Na primeira metade de 2001, estive presente num jantar anual organizado por uma associação de amizade Estados Unidos-Israel, cujo nome exato não posso precisar. Por uma qualquer razão, um grupo restrito de embaixadores junto das Nações Unidas era convidado para esse evento. A cada um competia a presidência de uma das mesas, com cerca de uma dúzia pessoas, pelas quais se desdobrava o imenso jantar, num local luxuoso de Nova Iorque. A bandeira portuguesa, tal como a americana e a israelita, figurava no centro da nossa mesa.

O convidado de honra desse jantar era Shimon Peres, então vice-primeiro ministro e ministro dos Negócios Estrangeiros de um governo israelita chefiado por Ariel Sharon. Peres teve uma intervenção de grande sensatez, com elevado sentido de compromisso, sublinhando os riscos que havia se se viesse a provocar o isolamento de Yasser Arafat e da Autoridade Palestiniana. O futuro, aliás, veio a dar-lhe completa razão.
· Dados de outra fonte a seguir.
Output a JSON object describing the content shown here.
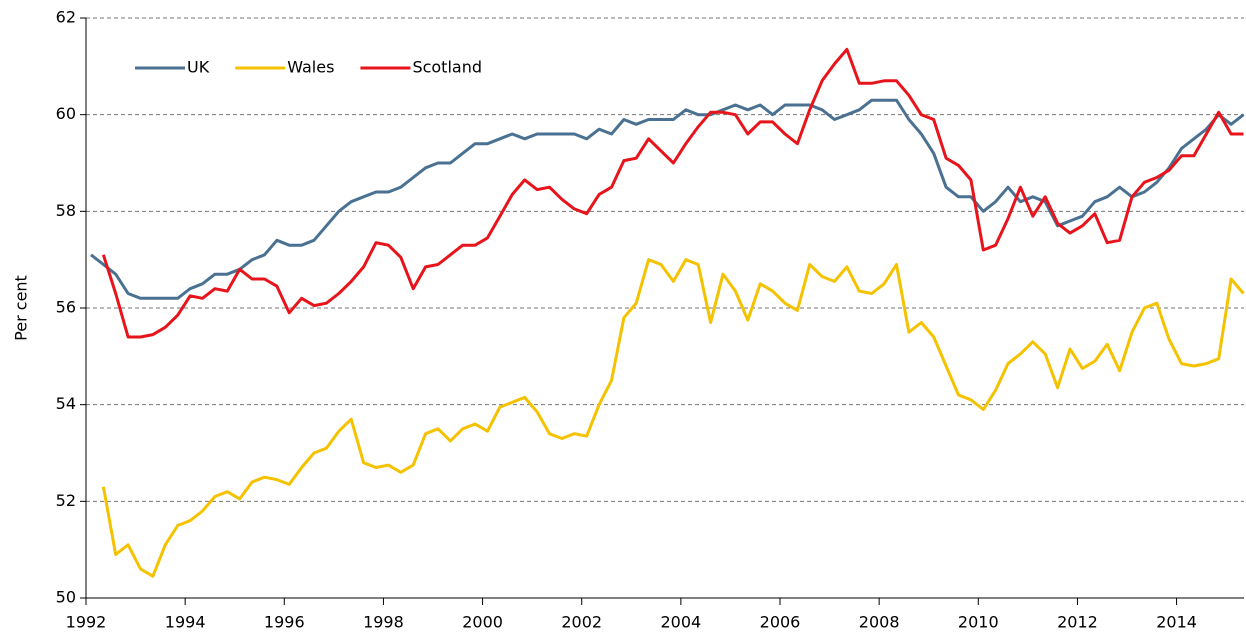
{
  "chart_data": {
    "type": "line",
    "y_label": "Per cent",
    "x": [
      1992.1,
      1992.35,
      1992.6,
      1992.85,
      1993.1,
      1993.35,
      1993.6,
      1993.85,
      1994.1,
      1994.35,
      1994.6,
      1994.85,
      1995.1,
      1995.35,
      1995.6,
      1995.85,
      1996.1,
      1996.35,
      1996.6,
      1996.85,
      1997.1,
      1997.35,
      1997.6,
      1997.85,
      1998.1,
      1998.35,
      1998.6,
      1998.85,
      1999.1,
      1999.35,
      1999.6,
      1999.85,
      2000.1,
      2000.35,
      2000.6,
      2000.85,
      2001.1,
      2001.35,
      2001.6,
      2001.85,
      2002.1,
      2002.35,
      2002.6,
      2002.85,
      2003.1,
      2003.35,
      2003.6,
      2003.85,
      2004.1,
      2004.35,
      2004.6,
      2004.85,
      2005.1,
      2005.35,
      2005.6,
      2005.85,
      2006.1,
      2006.35,
      2006.6,
      2006.85,
      2007.1,
      2007.35,
      2007.6,
      2007.85,
      2008.1,
      2008.35,
      2008.6,
      2008.85,
      2009.1,
      2009.35,
      2009.6,
      2009.85,
      2010.1,
      2010.35,
      2010.6,
      2010.85,
      2011.1,
      2011.35,
      2011.6,
      2011.85,
      2012.1,
      2012.35,
      2012.6,
      2012.85,
      2013.1,
      2013.35,
      2013.6,
      2013.85,
      2014.1,
      2014.35,
      2014.6,
      2014.85,
      2015.1,
      2015.35
    ],
    "series": [
      {
        "name": "UK",
        "color": "#4a7191",
        "values": [
          57.1,
          56.9,
          56.7,
          56.3,
          56.2,
          56.2,
          56.2,
          56.2,
          56.4,
          56.5,
          56.7,
          56.7,
          56.8,
          57.0,
          57.1,
          57.4,
          57.3,
          57.3,
          57.4,
          57.7,
          58.0,
          58.2,
          58.3,
          58.4,
          58.4,
          58.5,
          58.7,
          58.9,
          59.0,
          59.0,
          59.2,
          59.4,
          59.4,
          59.5,
          59.6,
          59.5,
          59.6,
          59.6,
          59.6,
          59.6,
          59.5,
          59.7,
          59.6,
          59.9,
          59.8,
          59.9,
          59.9,
          59.9,
          60.1,
          60.0,
          60.0,
          60.1,
          60.2,
          60.1,
          60.2,
          60.0,
          60.2,
          60.2,
          60.2,
          60.1,
          59.9,
          60.0,
          60.1,
          60.3,
          60.3,
          60.3,
          59.9,
          59.6,
          59.2,
          58.5,
          58.3,
          58.3,
          58.0,
          58.2,
          58.5,
          58.2,
          58.3,
          58.2,
          57.7,
          57.8,
          57.9,
          58.2,
          58.3,
          58.5,
          58.3,
          58.4,
          58.6,
          58.9,
          59.3,
          59.5,
          59.7,
          60.0,
          59.8,
          60.0
        ]
      },
      {
        "name": "Wales",
        "color": "#f5c200",
        "values": [
          null,
          52.3,
          50.9,
          51.1,
          50.6,
          50.45,
          51.1,
          51.5,
          51.6,
          51.8,
          52.1,
          52.2,
          52.05,
          52.4,
          52.5,
          52.45,
          52.35,
          52.7,
          53.0,
          53.1,
          53.45,
          53.7,
          52.8,
          52.7,
          52.75,
          52.6,
          52.75,
          53.4,
          53.5,
          53.25,
          53.5,
          53.6,
          53.45,
          53.95,
          54.05,
          54.15,
          53.85,
          53.4,
          53.3,
          53.4,
          53.35,
          54.0,
          54.5,
          55.8,
          56.1,
          57.0,
          56.9,
          56.55,
          57.0,
          56.9,
          55.7,
          56.7,
          56.35,
          55.75,
          56.5,
          56.35,
          56.1,
          55.95,
          56.9,
          56.65,
          56.55,
          56.85,
          56.35,
          56.3,
          56.5,
          56.9,
          55.5,
          55.7,
          55.4,
          54.8,
          54.2,
          54.1,
          53.9,
          54.3,
          54.85,
          55.05,
          55.3,
          55.05,
          54.35,
          55.15,
          54.75,
          54.9,
          55.25,
          54.7,
          55.5,
          56.0,
          56.1,
          55.35,
          54.85,
          54.8,
          54.85,
          54.95,
          56.6,
          56.3
        ]
      },
      {
        "name": "Scotland",
        "color": "#e8141c",
        "values": [
          null,
          57.1,
          56.3,
          55.4,
          55.4,
          55.45,
          55.6,
          55.85,
          56.25,
          56.2,
          56.4,
          56.35,
          56.8,
          56.6,
          56.6,
          56.45,
          55.9,
          56.2,
          56.05,
          56.1,
          56.3,
          56.55,
          56.85,
          57.35,
          57.3,
          57.05,
          56.4,
          56.85,
          56.9,
          57.1,
          57.3,
          57.3,
          57.45,
          57.9,
          58.35,
          58.65,
          58.45,
          58.5,
          58.25,
          58.05,
          57.95,
          58.35,
          58.5,
          59.05,
          59.1,
          59.5,
          59.25,
          59.0,
          59.4,
          59.75,
          60.05,
          60.05,
          60.0,
          59.6,
          59.85,
          59.85,
          59.6,
          59.4,
          60.1,
          60.7,
          61.05,
          61.35,
          60.65,
          60.65,
          60.7,
          60.7,
          60.4,
          60.0,
          59.9,
          59.1,
          58.95,
          58.65,
          57.2,
          57.3,
          57.85,
          58.5,
          57.9,
          58.3,
          57.75,
          57.55,
          57.7,
          57.95,
          57.35,
          57.4,
          58.3,
          58.6,
          58.7,
          58.85,
          59.15,
          59.15,
          59.6,
          60.05,
          59.6,
          59.6
        ]
      }
    ],
    "xlim": [
      1992,
      2015.36
    ],
    "xticks": [
      1992,
      1994,
      1996,
      1998,
      2000,
      2002,
      2004,
      2006,
      2008,
      2010,
      2012,
      2014
    ],
    "ylim": [
      50,
      62
    ],
    "yticks": [
      50,
      52,
      54,
      56,
      58,
      60,
      62
    ],
    "grid": true,
    "legend": "top-left"
  }
}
O ambiente que recebeu as palavras de Peres, nesse encontro que juntava uma elite da comunidade judaica americana, foi de um progressivo gelo. Passados os primeiros minutos do discurso, as palmas que tinham começado por sublinhar algumas das suas frases esmoreceram, até desaparecerem por completo. No final, notei que, na minha mesa, eu tinha sido o único a aplaudir. Na cara e nos comentários secos dos meus vizinhos senti a rejeição profunda da mensagem de Peres. Ouvir alguém falar de perspetivas de negociação com os palestinianos, com cedências na política de expansão dos colonatos, na lógica do "land for peace", era um visível sacrilégio para aquelas pessoas, que aparentemente consideravam que, das suas "trincheiras" de Manhattan, defendiam melhor os interesses de Israel do que um seu líder histórico. Nessa noite, confirmei muito do que pensava sobre o papel da comunidade judaica americana na questão israelo-palestiniana.
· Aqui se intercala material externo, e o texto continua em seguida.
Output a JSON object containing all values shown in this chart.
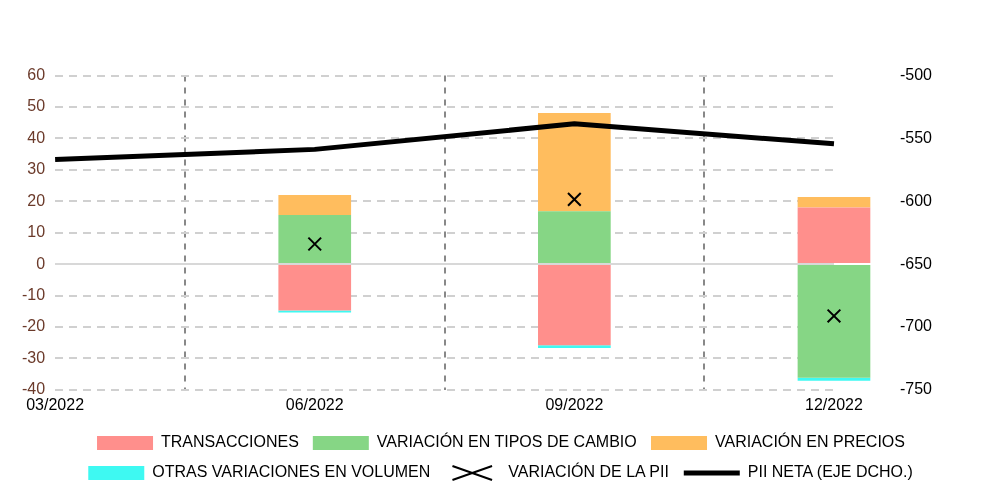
{
  "chart_data": {
    "type": "bar",
    "stacked": true,
    "categories": [
      "03/2022",
      "06/2022",
      "09/2022",
      "12/2022"
    ],
    "series": [
      {
        "name": "TRANSACCIONES",
        "color": "#ff8f8c",
        "values": [
          null,
          -14.8,
          -25.8,
          18
        ]
      },
      {
        "name": "VARIACIÓN EN TIPOS DE CAMBIO",
        "color": "#86d685",
        "values": [
          null,
          15.6,
          16.8,
          -36.2
        ]
      },
      {
        "name": "VARIACIÓN EN PRECIOS",
        "color": "#ffbd5e",
        "values": [
          null,
          6.4,
          31.3,
          3.4
        ]
      },
      {
        "name": "OTRAS VARIACIONES EN VOLUMEN",
        "color": "#3ef9f2",
        "values": [
          null,
          -0.6,
          -0.9,
          -0.9
        ]
      },
      {
        "name": "VARIACIÓN DE LA PII",
        "type": "scatter",
        "marker": "cross",
        "color": "#000000",
        "values": [
          null,
          6.4,
          20.6,
          -16.5
        ]
      },
      {
        "name": "PII NETA (EJE DCHO.)",
        "type": "line",
        "axis": "y2",
        "marker": "none",
        "color": "#000000",
        "values": [
          -566.7,
          -558.7,
          -538.4,
          -554.3
        ]
      }
    ],
    "ylim": [
      -40,
      60
    ],
    "yticks": [
      -40,
      -30,
      -20,
      -10,
      0,
      10,
      20,
      30,
      40,
      50,
      60
    ],
    "y2lim": [
      -750,
      -500
    ],
    "y2ticks": [
      -750,
      -700,
      -650,
      -600,
      -550,
      -500
    ],
    "grid": true,
    "legend": "bottom"
  }
}
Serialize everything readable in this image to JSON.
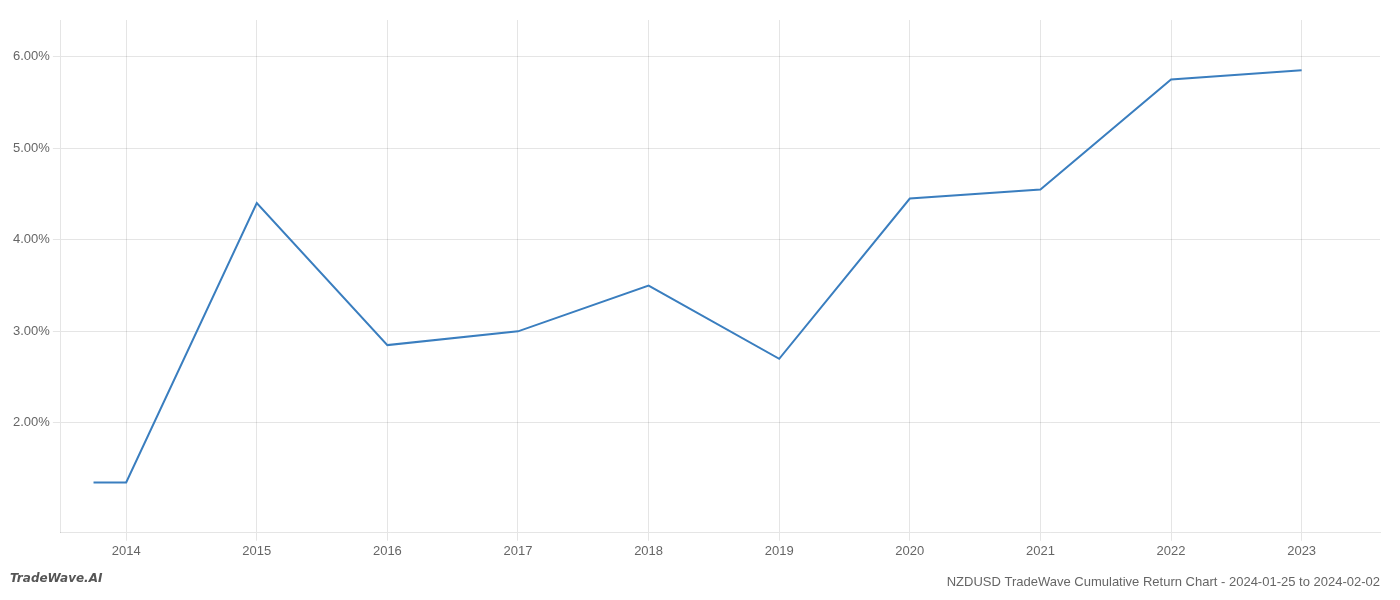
{
  "chart_data": {
    "type": "line",
    "title": "NZDUSD TradeWave Cumulative Return Chart - 2024-01-25 to 2024-02-02",
    "annotations": [
      "TradeWave.AI"
    ],
    "x": [
      2013.75,
      2014,
      2015,
      2016,
      2017,
      2018,
      2019,
      2020,
      2021,
      2022,
      2023
    ],
    "values": [
      0.0135,
      0.0135,
      0.044,
      0.0285,
      0.03,
      0.035,
      0.027,
      0.0445,
      0.0455,
      0.0575,
      0.0585
    ],
    "color": "#3a7ebf",
    "xlim": [
      2013.5,
      2023.6
    ],
    "ylim": [
      0.008,
      0.064
    ],
    "xticks": [
      2014,
      2015,
      2016,
      2017,
      2018,
      2019,
      2020,
      2021,
      2022,
      2023
    ],
    "yticks": [
      {
        "value": 0.02,
        "label": "2.00%"
      },
      {
        "value": 0.03,
        "label": "3.00%"
      },
      {
        "value": 0.04,
        "label": "4.00%"
      },
      {
        "value": 0.05,
        "label": "5.00%"
      },
      {
        "value": 0.06,
        "label": "6.00%"
      }
    ],
    "grid": true
  }
}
Lembrei-me ontem desta história, ao ler notícias de que o comissário europeu do comércio foi alvo de fortes críticas e de acusações de anti-sionismo por ter lamentado que o lóbi judaico americano estivesse a condicionar a posição do seu governo e acabasse por limitar Washington na sua possível pressão sobre Tel-Aviv, para a conclusão de um novo acordo de paz.

Cada vez mais me convenço que a atitude radical de alguns dos amigos externos de Israel, que induzem o país a políticas que contribuem para o seu progressivo isolamento, acaba, muitas vezes, por ajudar à estratégia dos seus piores inimigos. Provavelmente, também isto não pode ser dito. Mas eu digo.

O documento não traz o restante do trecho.